For orally administered drugs to be effective in the skin, factors contributing toward drug accumulation within lesions are influenced by the inflammatory response as (a) it can increase permeability secondary to vasodilatation and (b) the resultant capillary damage can facilitate the generation of a leaky vasculature.[55] Therefore, it can be proposed that in polymorphic PKDL, the stronger pro-inflammatory milieu vis-à-vis the macular variant[18] could account for its higher drug accumulation and consequently, its better therapeutic response.[50] Taken together, in the absence of any satisfactory canonical treatment for PKDL, the combination therapy of LAmB and miltefosine appears promising as it takes into consideration the potent leishmanicidal activity of the former coupled with the additional immunomodulatory properties of the latter.[56]
Conclusions
The natural history of PKDL is not completely understood and like many of the diverse forms of leishmaniasis, our view may be clouded by data derived from animal models (of CL and VL) and/or by pooling data across clinically diverse forms of disease which may not necessarily be accurate.
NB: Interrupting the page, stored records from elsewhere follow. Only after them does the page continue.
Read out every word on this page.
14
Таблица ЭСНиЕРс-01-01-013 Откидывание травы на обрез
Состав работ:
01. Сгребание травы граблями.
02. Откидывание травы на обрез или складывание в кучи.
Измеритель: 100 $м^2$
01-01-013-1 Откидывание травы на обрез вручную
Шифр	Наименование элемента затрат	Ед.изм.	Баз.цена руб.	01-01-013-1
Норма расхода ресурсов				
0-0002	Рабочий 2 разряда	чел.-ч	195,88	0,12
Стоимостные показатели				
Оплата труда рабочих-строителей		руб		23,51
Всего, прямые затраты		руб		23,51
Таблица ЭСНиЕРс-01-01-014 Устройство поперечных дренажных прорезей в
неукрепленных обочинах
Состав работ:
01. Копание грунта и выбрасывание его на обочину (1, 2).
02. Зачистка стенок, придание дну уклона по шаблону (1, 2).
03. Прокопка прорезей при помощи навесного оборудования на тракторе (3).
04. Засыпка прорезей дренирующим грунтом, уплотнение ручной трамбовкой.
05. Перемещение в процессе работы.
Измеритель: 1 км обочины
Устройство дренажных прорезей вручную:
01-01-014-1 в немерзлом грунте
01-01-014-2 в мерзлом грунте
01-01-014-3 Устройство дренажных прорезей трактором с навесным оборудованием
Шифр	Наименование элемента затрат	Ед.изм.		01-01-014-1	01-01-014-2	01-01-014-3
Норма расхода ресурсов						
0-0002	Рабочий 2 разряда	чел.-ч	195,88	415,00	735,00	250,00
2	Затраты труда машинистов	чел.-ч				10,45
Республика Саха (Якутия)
It has been proposed that PKDL originates as an immune reconstitution inflammatory syndrome (IRIS), resulting from a loss of immune suppression following drug treatment for VL. Although data are fragmentary and no systematic picture of the immune status at presentation or after initiation of drug therapy in PKDL has yet emerged, evidence, so far as reviewed in this study, suggests that akin to VL, the pathophysiology of PKDL involves an enhanced Th1/Th2 response with a Th2 bias, as evident by increased levels of IL-4, IL-5, IL-13, IL-10, and TGF-β, along with the presence of a systemic and dermal immunosuppressive milieu and includes the presence of an increased population of antigen-specific IL-10 producing anergic T-cell population in peripheral blood, a decreased presence of dendritic cells at lesional sites, a huge infiltration of CD68+ alternatively activated macrophages and a dermal pathology dominated by IL-10 and FoxP3, that individually or more likely collectively contribute towards establishment of a pro-parasitic milieu. Furthermore, the cellular infiltrate is dominated by an increased presence of CD8+ T-cells, which exhibit features of exhaustion, along with a near total absence of CD4+ T-cells [Figure 3]. Thus, Leishmania donovani parasites have deviously evolved immune escape mechanisms emphasizing the importance of designing immunotherapeutic strategies aimed at restoring effector responses.
Conflicts of interest
There are no conflicts of interest.
Acknowledgements
The authors have received support from Indian Council for Medical Research (ICMR) (Grant number 6/9-7(151)2017-ECD II); Department of Health Research (DHR), Government of India (Grant number DHR/HRD/Fellowship/SUG-05/2015-16); Fund for Improvement of S and T infrastructure in Universities and Higher Educational Institutions (FIST) Program, Department of Science and Technology, Government of India (DST-FIST) (Grant number SR/FST/LS1-663/2016); Department of Science and Technology, Government of West Bengal (Grant number 969 [Sanc.]/ST/P/S&T/9G-22/2016). DM and RS are recipients of Senior Research Fellowships from ICMR, Govt. of India, SMukherjee and AD are recipients of Senior Research Fellowships from DST-INSPIRE and UGC, respectively. SSG is a recipient of a Junior Research Fellowship from CSIR, Govt. of India.